- M.S.W., Boston College
- Ph.D., University of Pittsburgh
- Colonel, U.S. Army (Retired)
James (Jim) Martin is a tenured Professor of Social Work and Social Research and a retired Licensed Independent Clinical Social Worker with more than forty-nine years of professional Social Work practice. His scholarship, teaching, and public service have focus on the well-being of individuals, families and communities, and his research and civic engagement have address military and Veteran populations. A retired Army Officer, Jim’s military career included a wide array of clinical, research, senior program management (command) and policy assignments. Jim was the senior Social Work Officer in the First Gulf War Combat Theater and prior to his military retirement, Jim served in the Pentagon as the Executive Assistant to the Army Assistant Surgeon General for Medical Research & Development and as the Senior Medical Advisor to the Army Director of Science and Technology. During his tenure at Bryn Mawr, Jim has held a number of appointed as well as elected College and GSSWSR faculty service positions; including twice serving as Chair of the College's Committee on Academic Priorities and servings as the Special Assistant to the President for Information Technology where he led the design and initial development of the College's Library & Information Technology Services (LITS). Jim is a recipient of the Bryn Mawr College McPherson Fellowship for excellence in teaching, research, and service. He was the University of Pittsburgh School of Social Work recipient of their 2014 Distinguished Alumni Award for Social Work Practice and he received the 2015 Distinguished Alumni Award from Boston College's School of Social Work. In 2016 Jim was recognized by the National Association of Social Work Foundation as a Social Work Pioneer.

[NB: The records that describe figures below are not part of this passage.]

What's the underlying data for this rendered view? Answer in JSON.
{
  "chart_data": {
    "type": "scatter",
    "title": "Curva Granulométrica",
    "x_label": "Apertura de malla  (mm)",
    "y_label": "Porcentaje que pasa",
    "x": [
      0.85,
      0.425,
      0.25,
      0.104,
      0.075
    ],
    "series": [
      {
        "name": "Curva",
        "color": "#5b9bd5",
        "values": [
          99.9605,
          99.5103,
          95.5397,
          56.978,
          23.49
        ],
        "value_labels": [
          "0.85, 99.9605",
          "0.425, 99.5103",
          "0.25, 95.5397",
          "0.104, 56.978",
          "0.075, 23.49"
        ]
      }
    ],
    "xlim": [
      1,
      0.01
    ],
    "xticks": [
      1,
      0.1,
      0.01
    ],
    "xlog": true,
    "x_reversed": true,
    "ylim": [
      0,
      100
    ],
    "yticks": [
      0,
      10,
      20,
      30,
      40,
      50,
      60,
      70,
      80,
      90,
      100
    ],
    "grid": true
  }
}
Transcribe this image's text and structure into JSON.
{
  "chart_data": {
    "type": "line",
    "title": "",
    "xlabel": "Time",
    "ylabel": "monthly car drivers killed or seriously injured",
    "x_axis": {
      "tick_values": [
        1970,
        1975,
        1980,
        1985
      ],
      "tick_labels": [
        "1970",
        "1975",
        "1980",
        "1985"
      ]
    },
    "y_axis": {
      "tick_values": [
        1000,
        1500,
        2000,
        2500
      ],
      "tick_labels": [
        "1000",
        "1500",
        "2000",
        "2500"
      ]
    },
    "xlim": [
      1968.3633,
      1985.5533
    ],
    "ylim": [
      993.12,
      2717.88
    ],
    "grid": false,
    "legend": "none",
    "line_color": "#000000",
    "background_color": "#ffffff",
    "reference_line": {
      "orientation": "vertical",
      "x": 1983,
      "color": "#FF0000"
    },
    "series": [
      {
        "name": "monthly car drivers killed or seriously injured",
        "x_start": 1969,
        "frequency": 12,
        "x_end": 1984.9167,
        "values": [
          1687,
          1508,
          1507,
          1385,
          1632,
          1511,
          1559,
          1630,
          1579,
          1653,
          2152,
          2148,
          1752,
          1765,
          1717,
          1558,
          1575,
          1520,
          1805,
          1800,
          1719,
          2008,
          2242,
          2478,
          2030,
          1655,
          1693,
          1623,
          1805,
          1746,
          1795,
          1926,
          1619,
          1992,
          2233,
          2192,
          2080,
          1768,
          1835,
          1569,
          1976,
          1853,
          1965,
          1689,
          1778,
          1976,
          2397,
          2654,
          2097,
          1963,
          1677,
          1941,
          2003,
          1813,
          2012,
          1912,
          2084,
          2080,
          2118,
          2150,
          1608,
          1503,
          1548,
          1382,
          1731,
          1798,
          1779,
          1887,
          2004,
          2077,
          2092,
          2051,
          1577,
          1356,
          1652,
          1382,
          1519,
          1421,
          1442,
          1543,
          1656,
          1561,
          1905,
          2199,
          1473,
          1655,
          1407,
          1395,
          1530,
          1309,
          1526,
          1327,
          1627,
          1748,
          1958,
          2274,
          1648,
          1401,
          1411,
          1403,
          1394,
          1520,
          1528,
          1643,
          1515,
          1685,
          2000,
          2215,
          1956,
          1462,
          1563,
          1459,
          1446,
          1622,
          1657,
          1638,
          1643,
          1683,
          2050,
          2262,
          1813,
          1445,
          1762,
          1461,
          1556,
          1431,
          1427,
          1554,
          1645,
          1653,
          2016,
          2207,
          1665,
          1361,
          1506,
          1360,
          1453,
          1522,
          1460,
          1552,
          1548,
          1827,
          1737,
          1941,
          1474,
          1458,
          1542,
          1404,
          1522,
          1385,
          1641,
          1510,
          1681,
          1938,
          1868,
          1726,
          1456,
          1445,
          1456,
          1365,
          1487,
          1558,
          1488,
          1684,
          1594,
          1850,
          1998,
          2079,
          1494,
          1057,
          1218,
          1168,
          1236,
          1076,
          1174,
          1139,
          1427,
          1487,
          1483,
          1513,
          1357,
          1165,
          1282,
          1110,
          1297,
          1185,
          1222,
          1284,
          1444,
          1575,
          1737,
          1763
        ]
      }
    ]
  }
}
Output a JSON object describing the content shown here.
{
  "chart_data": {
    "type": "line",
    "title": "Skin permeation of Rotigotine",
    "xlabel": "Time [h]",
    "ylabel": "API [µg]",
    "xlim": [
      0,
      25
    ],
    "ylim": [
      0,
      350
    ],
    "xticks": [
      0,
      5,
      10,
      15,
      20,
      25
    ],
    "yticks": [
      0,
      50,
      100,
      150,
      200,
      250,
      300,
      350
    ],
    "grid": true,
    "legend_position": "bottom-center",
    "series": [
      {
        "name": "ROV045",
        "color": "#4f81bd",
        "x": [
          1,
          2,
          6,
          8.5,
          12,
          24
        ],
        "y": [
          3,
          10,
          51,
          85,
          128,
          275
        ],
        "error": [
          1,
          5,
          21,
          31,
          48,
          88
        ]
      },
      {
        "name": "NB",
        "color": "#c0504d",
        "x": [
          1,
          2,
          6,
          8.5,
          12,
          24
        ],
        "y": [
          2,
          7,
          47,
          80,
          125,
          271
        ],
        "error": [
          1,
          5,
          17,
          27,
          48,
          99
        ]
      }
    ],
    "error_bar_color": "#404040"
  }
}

Research and Scholarly Interests: Military and Veteran-connected behavioral health; loss and grief across the life course, aspects of grief leadership among military leaders and senior first responders, as well as mental health issues related to interpersonal violence.
Substantive Specialization: Clinical practice with individuals, families, and groups; community assessment and program evaluation; human services consultation and survey research.